Chinese Embassy in Manila Criticizes US National Security Chief for ‘Inciting’ Trouble
Beijing’s embassy to the Philippines criticized the U.S. national security chief Tuesday for “wantonly” trying to provoke the rival Asian superpower through remarks he made about the South China Sea during a visit to Manila the day before.
The United States is not a party to territorial disputes in the waterway, the embassy said, after National Security Adviser Robert O’Brien told Philippine officials on Monday that Washington stood with Manila in helping defend its interests in the maritime region.
“We firmly oppose these remarks which are full of Cold War mentality and wantonly incite confrontation,” the Chinese Embassy said in a statement posted on its website, referring to a trip to Southeast Asia just completed by the senior White House official.
“It shows that his visit to this region is not to promote regional peace and stability, but to create chaos in the region in order to seek selfish interests of the U.S,” Beijing’s mission said.
O’Brien visited Vietnam before arriving in the Philippines, on the second and final leg of his trip.
While in Hanoi on Sunday, he described how the Trump administration had taken “a firm stance against China’s bullying coercion in the South China Sea and the growing security threats in the Mekong region.”
The next day in Manila, during a handover to the Philippines of U.S. $18 million in American-made military weapons and hardware, O’Brien reminded the Filipinos how Washington earlier this year had “formally aligned our position on the South China Sea with the arbitral tribunal’s 2016 ruling.”
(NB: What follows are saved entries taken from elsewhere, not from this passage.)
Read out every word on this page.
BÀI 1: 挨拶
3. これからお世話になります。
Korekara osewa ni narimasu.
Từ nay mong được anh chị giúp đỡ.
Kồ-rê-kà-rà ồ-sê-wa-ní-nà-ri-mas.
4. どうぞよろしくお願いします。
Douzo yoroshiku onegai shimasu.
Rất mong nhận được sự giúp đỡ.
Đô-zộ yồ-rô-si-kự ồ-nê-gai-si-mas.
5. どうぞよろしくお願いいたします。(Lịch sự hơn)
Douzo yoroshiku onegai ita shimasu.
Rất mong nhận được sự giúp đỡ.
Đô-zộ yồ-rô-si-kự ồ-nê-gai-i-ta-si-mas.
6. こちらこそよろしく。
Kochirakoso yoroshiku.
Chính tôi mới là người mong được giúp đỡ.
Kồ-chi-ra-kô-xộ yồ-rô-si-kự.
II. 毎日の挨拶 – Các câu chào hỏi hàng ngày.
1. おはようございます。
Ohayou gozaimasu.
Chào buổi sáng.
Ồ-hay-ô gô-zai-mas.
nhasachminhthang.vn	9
“We stand with the Philippines in protecting your sovereign rights, your offshore sources and all those rights that are consistent with international law,” the national security adviser said.
He was referring to an international arbitration court’s ruling, which went in favor of the Philippines and refuted the legal basis for nearly all of Beijing’s expansive maritime and territorial claims in the sea.
China claims nearly all of the waterway. Beijing has never recognized the ruling, or the United Nations Convention for the Law of the Sea (UNCLOS), on which the tribunal based its ruling.
Since the 2016 ruling, the United States, Australia, and other countries have criticized China for flouting international law in the South China Sea.
The Chinese embassy pointed out that the U.S. had never ratified UNCLOS.
“The U.S. itself refused to join the United Nations Convention on the Law of the Sea (UNCLOS), but it talked much about UNCLOS and abused its provisions everywhere, infringing on the maritime rights and interests of other countries,” the embassy said.
In addition to China, six other Asian governments have territorial claims or maritime boundaries in the South China Sea that overlap with the sweeping claims of China. They are Brunei, Indonesia, Malaysia, the Philippines, Taiwan, and Vietnam.
While Indonesia does not regard itself as a party to the South China Sea dispute, Beijing claims historic rights to parts of that sea overlapping Indonesia’s exclusive economic zone.
“The U.S. is not a party to the SCS dispute but it frequently sends warships and planes to the SCS on numerous occasions for military provocations,” the Chinese statement said.
The United States has deployed warships to the waterway as part of freedom of navigation operations to challenge Beijing’s expansive maritime claims there.
For Beijing, this counts as interference in the efforts of China and Southeast Asian countries to negotiate and manage disputes peacefully, the Chinese embassy said.
Washington, it said, had “deliberately exaggerated regional tensions and attempted to sow discord between China and the Philippines,” it added.